In the base directory of the RAI package install dependencies:

poetry install --with openset

Source the ros installation

source /opt/ros/${ROS_DISTRO}/setup.bash

Run the build process:

colcon build --symlink-install

Source the environment

source setup_shell.sh

Run the GroundedSamAgent and GroundingDinoAgent agents.

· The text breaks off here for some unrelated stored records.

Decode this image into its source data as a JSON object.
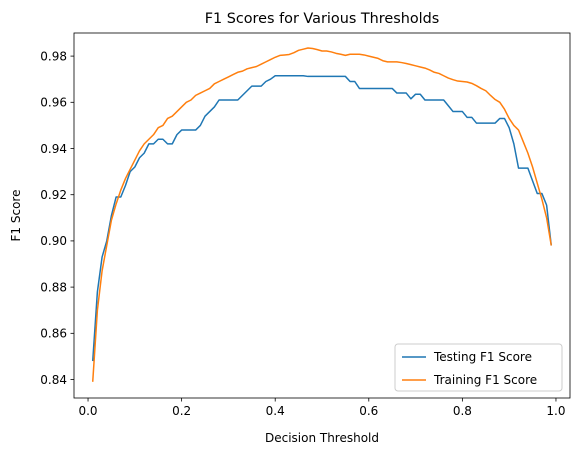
{
  "chart_data": {
    "type": "line",
    "title": "F1 Scores for Various Thresholds",
    "xlabel": "Decision Threshold",
    "ylabel": "F1 Score",
    "xlim": [
      -0.03,
      1.03
    ],
    "ylim": [
      0.832,
      0.99
    ],
    "xticks": [
      0.0,
      0.2,
      0.4,
      0.6,
      0.8,
      1.0
    ],
    "xtick_labels": [
      "0.0",
      "0.2",
      "0.4",
      "0.6",
      "0.8",
      "1.0"
    ],
    "yticks": [
      0.84,
      0.86,
      0.88,
      0.9,
      0.92,
      0.94,
      0.96,
      0.98
    ],
    "ytick_labels": [
      "0.84",
      "0.86",
      "0.88",
      "0.90",
      "0.92",
      "0.94",
      "0.96",
      "0.98"
    ],
    "grid": false,
    "legend_position": "lower-right",
    "series": [
      {
        "name": "Testing F1 Score",
        "color": "#1f77b4",
        "x": [
          0.01,
          0.02,
          0.03,
          0.04,
          0.05,
          0.06,
          0.07,
          0.08,
          0.09,
          0.1,
          0.11,
          0.12,
          0.13,
          0.14,
          0.15,
          0.16,
          0.17,
          0.18,
          0.19,
          0.2,
          0.21,
          0.22,
          0.23,
          0.24,
          0.25,
          0.26,
          0.27,
          0.28,
          0.29,
          0.3,
          0.31,
          0.32,
          0.33,
          0.34,
          0.35,
          0.36,
          0.37,
          0.38,
          0.39,
          0.4,
          0.41,
          0.42,
          0.43,
          0.44,
          0.45,
          0.46,
          0.47,
          0.48,
          0.49,
          0.5,
          0.51,
          0.52,
          0.53,
          0.54,
          0.55,
          0.56,
          0.57,
          0.58,
          0.59,
          0.6,
          0.61,
          0.62,
          0.63,
          0.64,
          0.65,
          0.66,
          0.67,
          0.68,
          0.69,
          0.7,
          0.71,
          0.72,
          0.73,
          0.74,
          0.75,
          0.76,
          0.77,
          0.78,
          0.79,
          0.8,
          0.81,
          0.82,
          0.83,
          0.84,
          0.85,
          0.86,
          0.87,
          0.88,
          0.89,
          0.9,
          0.91,
          0.92,
          0.93,
          0.94,
          0.95,
          0.96,
          0.97,
          0.98,
          0.99
        ],
        "values": [
          0.848,
          0.878,
          0.893,
          0.9,
          0.911,
          0.919,
          0.919,
          0.924,
          0.93,
          0.932,
          0.936,
          0.938,
          0.942,
          0.942,
          0.944,
          0.944,
          0.942,
          0.942,
          0.946,
          0.948,
          0.948,
          0.948,
          0.948,
          0.95,
          0.954,
          0.956,
          0.958,
          0.961,
          0.961,
          0.961,
          0.961,
          0.961,
          0.963,
          0.965,
          0.967,
          0.967,
          0.967,
          0.969,
          0.97,
          0.9715,
          0.9715,
          0.9715,
          0.9715,
          0.9715,
          0.9715,
          0.9715,
          0.9712,
          0.9712,
          0.9712,
          0.9712,
          0.9712,
          0.9712,
          0.9712,
          0.9712,
          0.9712,
          0.969,
          0.969,
          0.966,
          0.966,
          0.966,
          0.966,
          0.966,
          0.966,
          0.966,
          0.966,
          0.964,
          0.964,
          0.964,
          0.9615,
          0.9635,
          0.9635,
          0.961,
          0.961,
          0.961,
          0.961,
          0.961,
          0.9585,
          0.956,
          0.956,
          0.956,
          0.9535,
          0.9535,
          0.951,
          0.951,
          0.951,
          0.951,
          0.951,
          0.953,
          0.953,
          0.949,
          0.942,
          0.9315,
          0.9315,
          0.9315,
          0.926,
          0.9205,
          0.9205,
          0.9155,
          0.898
        ]
      },
      {
        "name": "Training F1 Score",
        "color": "#ff7f0e",
        "x": [
          0.01,
          0.02,
          0.03,
          0.04,
          0.05,
          0.06,
          0.07,
          0.08,
          0.09,
          0.1,
          0.11,
          0.12,
          0.13,
          0.14,
          0.15,
          0.16,
          0.17,
          0.18,
          0.19,
          0.2,
          0.21,
          0.22,
          0.23,
          0.24,
          0.25,
          0.26,
          0.27,
          0.28,
          0.29,
          0.3,
          0.31,
          0.32,
          0.33,
          0.34,
          0.35,
          0.36,
          0.37,
          0.38,
          0.39,
          0.4,
          0.41,
          0.42,
          0.43,
          0.44,
          0.45,
          0.46,
          0.47,
          0.48,
          0.49,
          0.5,
          0.51,
          0.52,
          0.53,
          0.54,
          0.55,
          0.56,
          0.57,
          0.58,
          0.59,
          0.6,
          0.61,
          0.62,
          0.63,
          0.64,
          0.65,
          0.66,
          0.67,
          0.68,
          0.69,
          0.7,
          0.71,
          0.72,
          0.73,
          0.74,
          0.75,
          0.76,
          0.77,
          0.78,
          0.79,
          0.8,
          0.81,
          0.82,
          0.83,
          0.84,
          0.85,
          0.86,
          0.87,
          0.88,
          0.89,
          0.9,
          0.91,
          0.92,
          0.93,
          0.94,
          0.95,
          0.96,
          0.97,
          0.98,
          0.99
        ],
        "values": [
          0.839,
          0.87,
          0.887,
          0.898,
          0.909,
          0.916,
          0.922,
          0.927,
          0.931,
          0.935,
          0.939,
          0.942,
          0.944,
          0.946,
          0.949,
          0.95,
          0.953,
          0.954,
          0.956,
          0.958,
          0.96,
          0.961,
          0.963,
          0.964,
          0.965,
          0.966,
          0.968,
          0.969,
          0.97,
          0.971,
          0.972,
          0.973,
          0.9735,
          0.9745,
          0.975,
          0.9755,
          0.9765,
          0.9775,
          0.9785,
          0.9795,
          0.9803,
          0.9805,
          0.9807,
          0.9815,
          0.9825,
          0.983,
          0.9835,
          0.9833,
          0.9828,
          0.9822,
          0.9822,
          0.9818,
          0.9812,
          0.9808,
          0.9803,
          0.9808,
          0.9808,
          0.9808,
          0.9805,
          0.98,
          0.9795,
          0.979,
          0.978,
          0.9775,
          0.9775,
          0.9775,
          0.9772,
          0.9768,
          0.9763,
          0.9758,
          0.9753,
          0.9748,
          0.974,
          0.973,
          0.9725,
          0.9715,
          0.9705,
          0.9698,
          0.9692,
          0.969,
          0.9688,
          0.9682,
          0.9672,
          0.966,
          0.965,
          0.963,
          0.9612,
          0.96,
          0.957,
          0.953,
          0.95,
          0.948,
          0.943,
          0.938,
          0.932,
          0.925,
          0.918,
          0.91,
          0.898
        ]
      }
    ]
  }
}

python run_vision_agents.py

Agents create two ROS 2 Nodes: grounding_dino and grounded_sam using ROS2Connector. These agents can be triggered by ROS2 services:

  • grounding_dino_classify: rai_interfaces/srv/RAIGroundingDino
  • grounded_sam_segment: rai_interfaces/srv/RAIGroundedSam

Tip

If you wish to integrate open-set vision into your ros2 launch file, a premade launch file can be found in rai/src/rai_bringup/launch/openset.launch.py

Note

The weights will be downloaded to ~/.cache/rai directory.

RAI Tools

rai_open_set_vision package contains tools that can be used by RAI LLM agents enhance their perception capabilities. For more information on RAI Tools see Tool use and development tutorial.

GetDetectionTool

This tool calls the grounding dino service to use the model to see if the message from the provided camera topic contains objects from a comma separated prompt.

Tip

you can try example below with rosbotxl demo binary. The binary exposes /camera/camera/color/image_raw and /camera/camera/depth/image_raw topics.

Example call

from rai_open_set_vision.tools import GetDetectionTool
from rai.communication.ros2 import ROS2Connector, ROS2Context

with ROS2Context():
    connector=ROS2Connector(node_name="test_node")
    x = GetDetectionTool(connector=connector)._run(
        camera_topic="/camera/camera/color/image_raw",
        object_names=["chair", "human", "plushie", "box", "ball"],
    )

Example output

I have detected the following items in the picture - chair, human

GetDistanceToObjectsTool

This tool calls the grounding dino service to use the model to see if the message from the provided camera topic contains objects from a comma separated prompt. Then it utilises messages from depth camera to create an estimation of distance to a detected object.

Example call

from rai_open_set_vision.tools import GetDetectionTool
from rai.communication.ros2 import ROS2Connector, ROS2Context

with ROS2Context():
    connector=ROS2Connector(node_name="test_node")
    connector.node.declare_parameter("conversion_ratio", 1.0) # scale parameter for the depth map
    x = GetDistanceToObjectsTool(connector=connector)._run(
        camera_topic="/camera/camera/color/image_raw",
        depth_topic="/camera/camera/depth/image_rect_raw",
        object_names=["chair", "human", "plushie", "box", "ball"],
    )

Example output

I have detected the following items in the picture human: 3.77m away

Simple ROS2 Client Node Example

An example client is provided with the package as rai_open_set_vision/talker.py

You can see it working by running:

python run_vision_agents.py
cd rai # rai repo BASE directory
ros2 run rai_open_set_vision talker --ros-args -p image_path:=src/rai_extensions/rai_open_set_vision/images/sample.jpg

If everything was set up properly you should see a couple of detections with classes dinosaur, dragon, and lizard.